Do not negotiate positions. Negotiate interests. Behind every demand lies a need, and behind every need lies a story.
3. Interdependence
The third element is interdependence, the belief that cooperation will produce better results than acting alone. If you can achieve your goal without the other party, you do not need to negotiate.
Interdependence means that both parties have something the other needs. A seller has a product; a buyer has money. An employer offers a position; an employee offers competence. This mutual need creates space for agreement.
Read also: Negotiation Basics
The 5 fundamental attitudes that form the foundation of every negotiation
What negotiation is not
Understanding what negotiation is not is just as important as understanding what it is:
- Negotiation is not manipulation — the goal is an agreement that benefits both sides, not deceiving your counterpart
- Negotiation is not an argument — emotions are natural, but they should not replace rational reasoning
- Negotiation is not a zero-sum game — one party’s gain does not have to mean the other’s loss
- Negotiation is not improvisation — the best negotiators prepare thoroughly for every conversation
Why understanding the definition matters
Understanding the nature of negotiation changes the way you approach it. When you know that negotiation is built on interdependence, you stop seeing the other party as an enemy. When you understand that differing interests are a prerequisite, you begin to seek out those differences, because they are what open the door to creative solutions.

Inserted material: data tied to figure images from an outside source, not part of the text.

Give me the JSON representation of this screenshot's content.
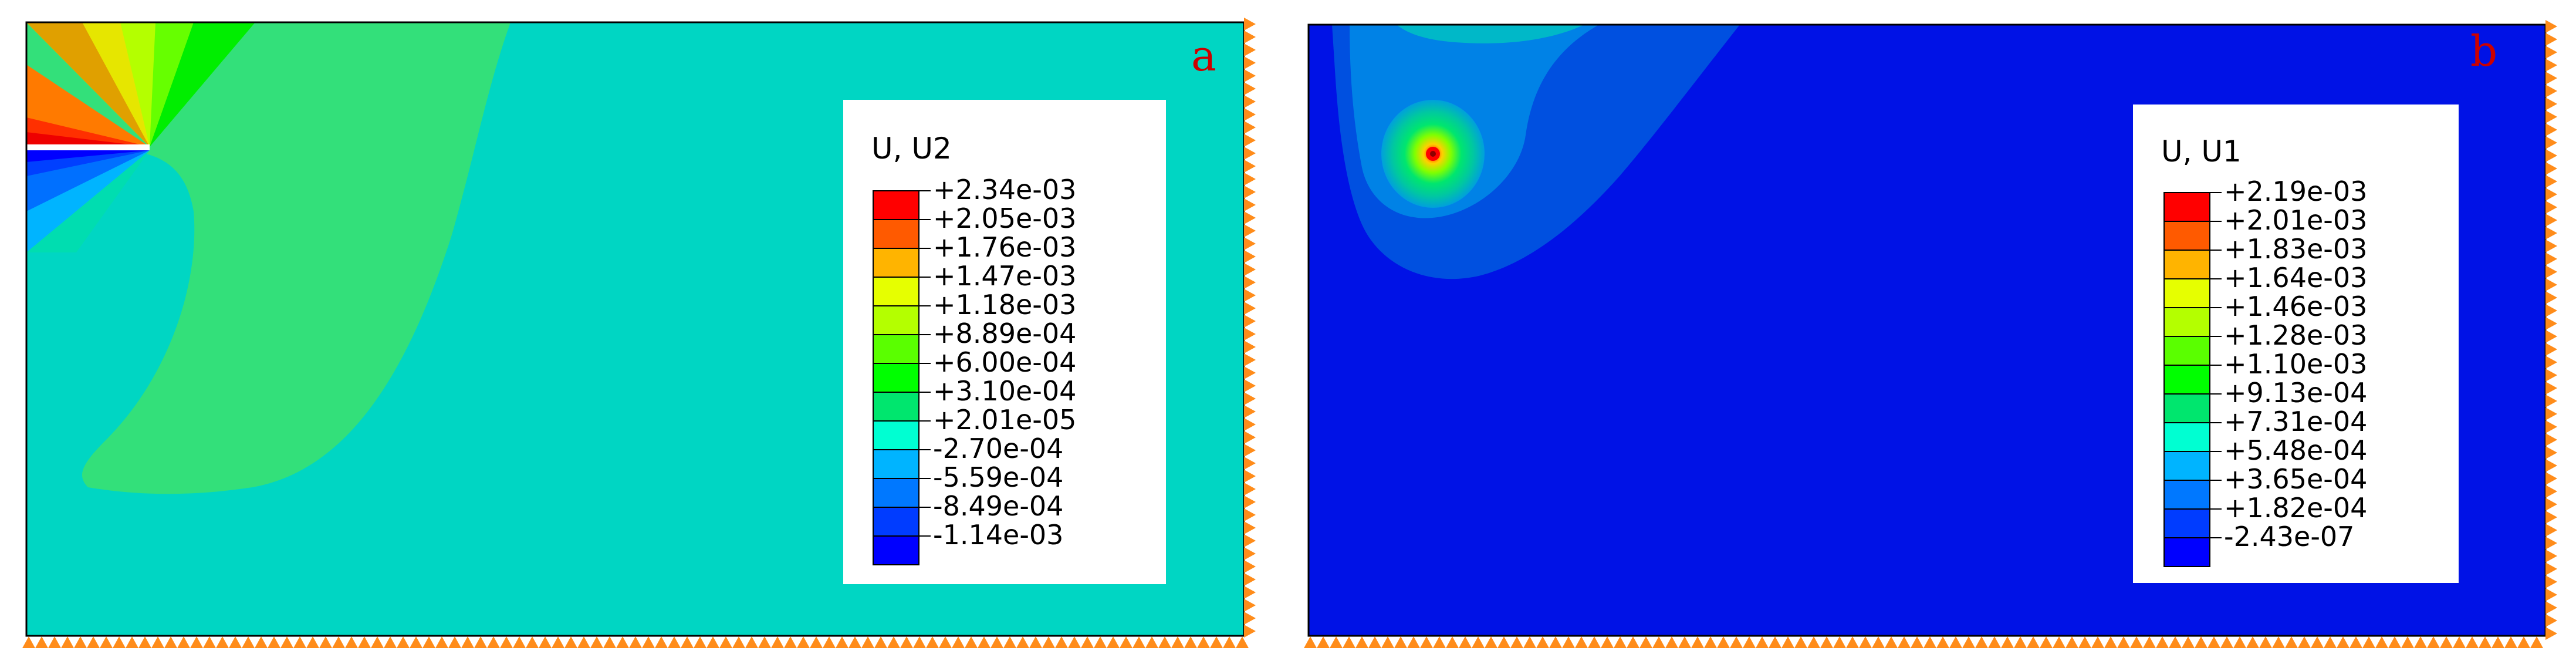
{
  "panels": [
    {
      "letter": "a",
      "legend_title": "U, U2",
      "legend_values": [
        "+2.34e-03",
        "+2.05e-03",
        "+1.76e-03",
        "+1.47e-03",
        "+1.18e-03",
        "+8.89e-04",
        "+6.00e-04",
        "+3.10e-04",
        "+2.01e-05",
        "-2.70e-04",
        "-5.59e-04",
        "-8.49e-04",
        "-1.14e-03"
      ]
    },
    {
      "letter": "b",
      "legend_title": "U, U1",
      "legend_values": [
        "+2.19e-03",
        "+2.01e-03",
        "+1.83e-03",
        "+1.64e-03",
        "+1.46e-03",
        "+1.28e-03",
        "+1.10e-03",
        "+9.13e-04",
        "+7.31e-04",
        "+5.48e-04",
        "+3.65e-04",
        "+1.82e-04",
        "-2.43e-07"
      ]
    }
  ],
  "colors": {
    "band_colors": [
      "#ff0000",
      "#ff5a00",
      "#ffb400",
      "#e6ff00",
      "#b4ff00",
      "#5aff00",
      "#00ff00",
      "#00e66e",
      "#00ffd2",
      "#00b4ff",
      "#0078ff",
      "#003cff",
      "#0000ff"
    ],
    "panel_a_background": "#00d6c3",
    "panel_b_background": "#0012e6",
    "letter_color": "#cc0000",
    "bc_marker": "#ff8c1a"
  }
}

Related article: The Negotiation Process
A step-by-step overview of the six stages of every negotiation
Summary
Negotiation is the process of reaching agreement between parties with distinct yet interdependent interests. Three elements — multiple parties, differing goals, and interdependence — define every negotiation situation. Understanding this definition is the first step toward negotiating more effectively.
Quick win: Before your next important conversation, ask yourself three questions: Who is the other party? How do our interests differ? Why do we need each other? The answers will give you a solid foundation for the discussion.